昨日は凄まじい一日となった。薬草摘みの道中熊に襲われ、怪我を負い、帰ったら三年生達と左近に大泣きされ、伊作に少し怒られた。たった一日で大変なことがいくつか起こったけれど、皆が心配してくれたのは素直に嬉しかった。



「冬さん冬さん、一緒に朝餉食べましょっ?」
「あー、今から庭の掃除しなきゃいけないんだ。ごめんね、左門」
「……むう……」



昨日の出来事により、三年生達から懐かれるようになった。私を見つければ駆け寄って来てくれる三年生達に、仕事で疲れていた身も心も安らぐ。「そういえば左門、よく私のところまで辿り着けたね」と私が言うと、左門を口を開けて「あ」と言った。なんだなんだ、と次の言葉を待つ。すると、どこからか何者かの声と足音が聞こえた。



「さもぉぉぉぉおおんんんん!」



この怒鳴り声、作兵衛に違いない。作兵衛の怒声に、左門は「やば」と言いつつ私の後ろに隠れた。そして、「作兵衛と三之助と食堂に行こうと思ったら、冬さんの部屋の前に居たんです」と説明してくれた。とりあえず「方向音痴は困りますねえ」と他人事のように言う左門の頭を軽く殴る。一番困ってるのは左門と三之助を探し回る作兵衛の方だろうが。



「冬さん、ご迷惑をおかけしてすみません!」
「いやいや、大丈夫。ほれ、左門持ってって」



そう言いながら、私は自分の背後に隠れている左門を作兵衛に差し出す。左門が「酷い!」と言っていたが、作兵衛には「有難う御座います!」と感謝された。うんうん、作兵衛はいつも頑張ってるね。少し涙をホロリしながら作兵衛の頭を撫でると、作兵衛は顔を真っ赤にした。可愛い奴め。



「あ、あの、冬さん、」



背後から女の子の声が聞こえた。同じ部屋で過ごしている朝倉小夜ちゃんだ。小夜ちゃんは部屋の中から顔だけを出し、私を控え目に見ている。どうしたのだろう。

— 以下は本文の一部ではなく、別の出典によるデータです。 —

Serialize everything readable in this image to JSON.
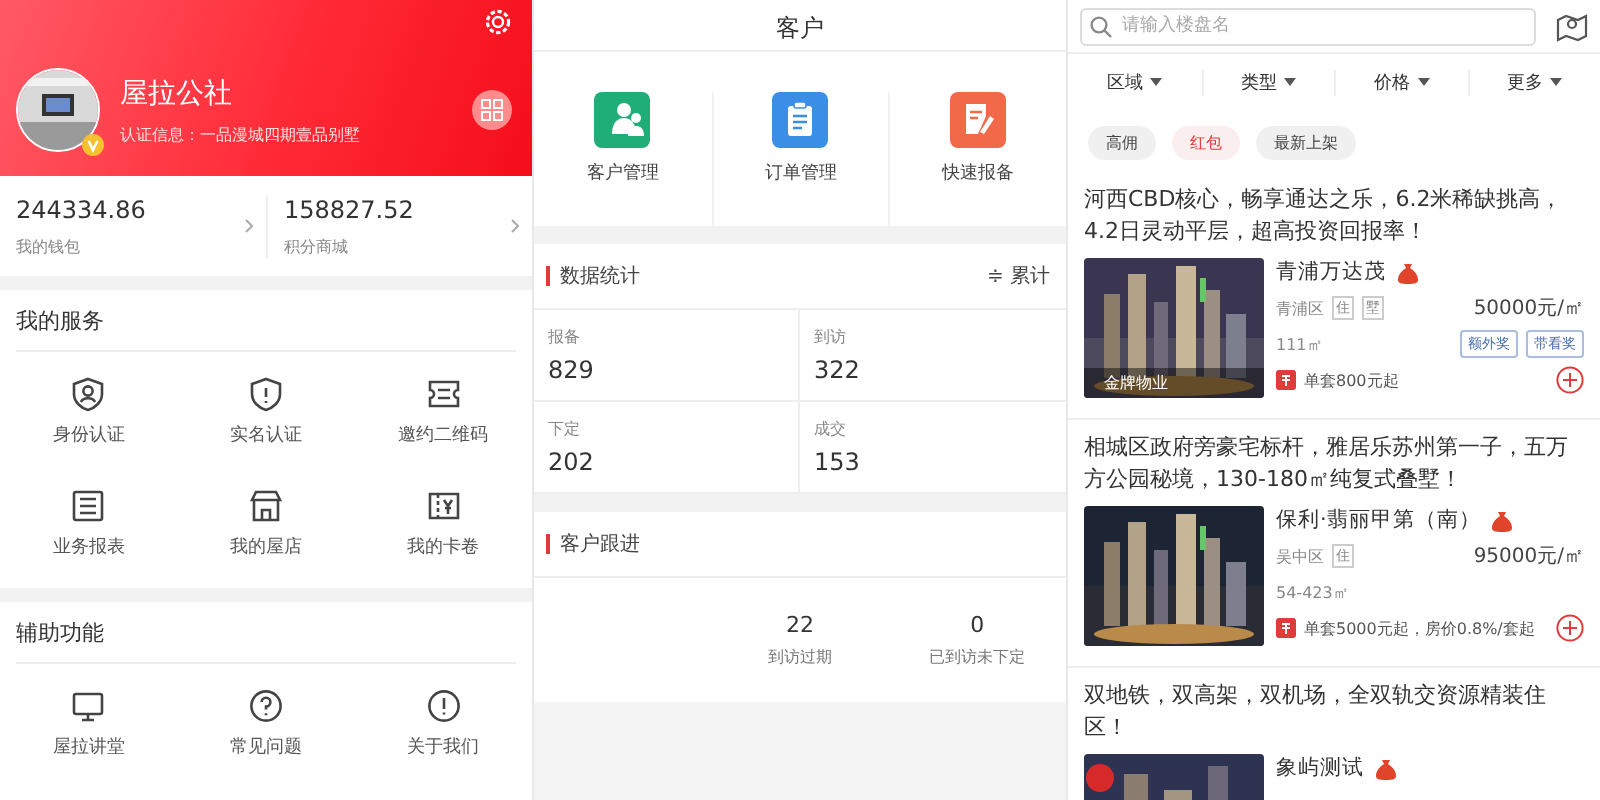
{
  "profile": {
    "name": "屋拉公社",
    "certification": "认证信息：一品漫城四期壹品别墅",
    "verified": true
  },
  "wallet": [
    {
      "amount": "244334.86",
      "label": "我的钱包"
    },
    {
      "amount": "158827.52",
      "label": "积分商城"
    }
  ],
  "services": {
    "title": "我的服务",
    "items": [
      {
        "label": "身份认证"
      },
      {
        "label": "实名认证"
      },
      {
        "label": "邀约二维码"
      },
      {
        "label": "业务报表"
      },
      {
        "label": "我的屋店"
      },
      {
        "label": "我的卡卷"
      }
    ]
  },
  "tools": {
    "title": "辅助功能",
    "items": [
      {
        "label": "屋拉讲堂"
      },
      {
        "label": "常见问题"
      },
      {
        "label": "关于我们"
      }
    ]
  },
  "customer": {
    "title": "客户",
    "shortcuts": [
      {
        "label": "客户管理",
        "color": "#1fae78"
      },
      {
        "label": "订单管理",
        "color": "#3a8ee6"
      },
      {
        "label": "快速报备",
        "color": "#f2694a"
      }
    ],
    "stats": {
      "title": "数据统计",
      "toggle": "≑ 累计",
      "items": [
        {
          "label": "报备",
          "value": "829"
        },
        {
          "label": "到访",
          "value": "322"
        },
        {
          "label": "下定",
          "value": "202"
        },
        {
          "label": "成交",
          "value": "153"
        }
      ]
    },
    "follow": {
      "title": "客户跟进",
      "items": [
        {
          "value": "22",
          "label": "到访过期"
        },
        {
          "value": "0",
          "label": "已到访未下定"
        }
      ]
    }
  },
  "listings_page": {
    "search": {
      "placeholder": "请输入楼盘名"
    },
    "filters": [
      "区域",
      "类型",
      "价格",
      "更多"
    ],
    "chips": [
      {
        "label": "高佣",
        "selected": false
      },
      {
        "label": "红包",
        "selected": true
      },
      {
        "label": "最新上架",
        "selected": false
      }
    ],
    "listings": [
      {
        "title": "河西CBD核心，畅享通达之乐，6.2米稀缺挑高，4.2日灵动平层，超高投资回报率！",
        "name": "青浦万达茂",
        "red_packet": true,
        "district": "青浦区",
        "types": [
          "住",
          "墅"
        ],
        "price": "50000元/㎡",
        "area": "111㎡",
        "rewards": [
          "额外奖",
          "带看奖"
        ],
        "rebate": "单套800元起",
        "image_caption": "金牌物业"
      },
      {
        "title": "相城区政府旁豪宅标杆，雅居乐苏州第一子，五万方公园秘境，130-180㎡纯复式叠墅！",
        "name": "保利·翡丽甲第（南）",
        "red_packet": true,
        "district": "吴中区",
        "types": [
          "住"
        ],
        "price": "95000元/㎡",
        "area": "54-423㎡",
        "rebate": "单套5000元起，房价0.8%/套起"
      },
      {
        "title": "双地铁，双高架，双机场，全双轨交资源精装住区！",
        "name": "象屿测试",
        "red_packet": true
      }
    ]
  }
}
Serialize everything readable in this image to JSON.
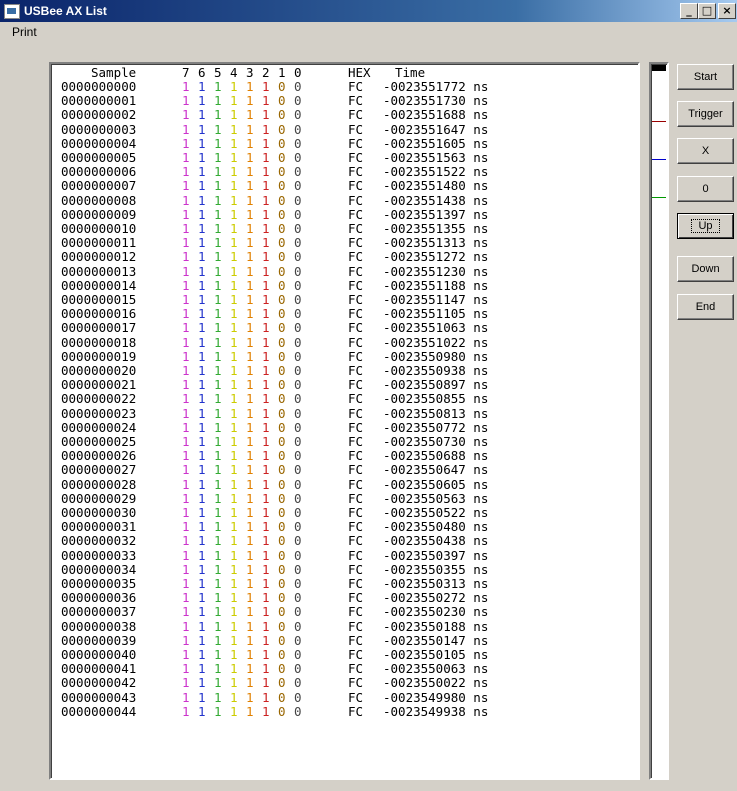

「お話し中すみません、髪の毛をまとめる髪ゴムって持ってますか?」
「んー、今私がつけてるやつしかないけど……」



私の言葉に、小夜ちゃんは少しシュンとしながら「そうですか……」と返事をした。その姿が可愛らしく、私は自分の髪をまとめていた髪ゴムを取り、小夜ちゃんへと差し出す。



「良かったら私の使って」
「え!? で、でも、そしたら冬さんの髪の毛が、」
「大丈夫。私の髪の毛、小夜ちゃんより短いし」



そう言うと、小夜ちゃんは嬉しそうに微笑みながら「有難う御座います」と、私の髪ゴムを受け取った。ヤバい、その笑顔ストライク……!



「冬さん、これからお仕事ですか?」
「うん。あ、暇になったら私の漫画読んで良いからね」
「あ、はい。有難う御座います」



小夜ちゃんは素直にお礼が言える良い子だ。私に無い素直さが、少し羨ましかったりする。……小夜ちゃん私の妹に欲しいわァ。



「そういえば作兵衛、三之助は?」
「それが、アイツも迷子なんです」
「三之助は方向音痴だからなっ!」
「お前もな。作兵衛一人じゃ大変だろうから、私も一緒に探すよ」
「え、良いんですか!?」
「良いよ〜、作兵衛の為なら頑張るよ〜」



「うふふ」と笑いながら言うと、作兵衛は顔を赤くしながら「ありがとうございます!」と言った。あれ、さっきからお礼言われまくってる気が。大したことしてないのに。



「じゃあ小夜ちゃん、私達は行くね」
「はい、いろいろと頑張ってください」
「うん、ありがと」



癒される笑顔で手を振ってくれる小夜ちゃんに、私も笑いながら手を振って歩き出す。手を振る反対の手には左門の手が繋がれている。作兵衛に負担をかけさせない為に、私が左門を逃がさないようにしなくては。うむ。




 ***




「はあー、やっと見つけたあー」
「うー、疲れた……」
「老化ですか?」
「テメェぶっ殺すぞ」



左門と手を繋ぎながら、作兵衛と共に三之助を探していると、三之助を庭の池付近でボーッとしているのを見つけた。作兵衛が慌てて三之助の腕を掴み、三之助の動きを封じた。やれやれ、迷子探しがこんなにも疲れるとは思わなかった。



「さあ、食堂行くぞ、お前等」
「おー、ちょうどお腹空いてたところなんだ」
「御飯っ御飯っ」



作兵衛が、三之助と左門の手を繋ぎながら歩き出す。自然と、私の手から左門の手が離れた。少し寂しさを感じるが、まあ仕方ない。三人の後ろ姿を見送りつつ、私は「仕事やんなきゃ」と呟く。



「冬さん、今時間大丈夫ですか?」



後ろから声をかけられ、私は後ろを振り向く。そこには吉野先生が居た。私は慌てて「はい、大丈夫です」と返事をする。すると、吉野先生がホッとした表情を見せる。



「あ、庭の掃除は?」
「あ、すみません、まだです」
「そうですか。早急に土井先生に伝えて欲しいことがあるのですが、私と小松田君は学園長先生に呼ばれていて……、頼んでも良いですか?」



……庭の掃除がまだだけど、早急というのなら仕方ない。「良いですよ」と言うと、吉野先生が笑みを浮かべて「良かった」と言った。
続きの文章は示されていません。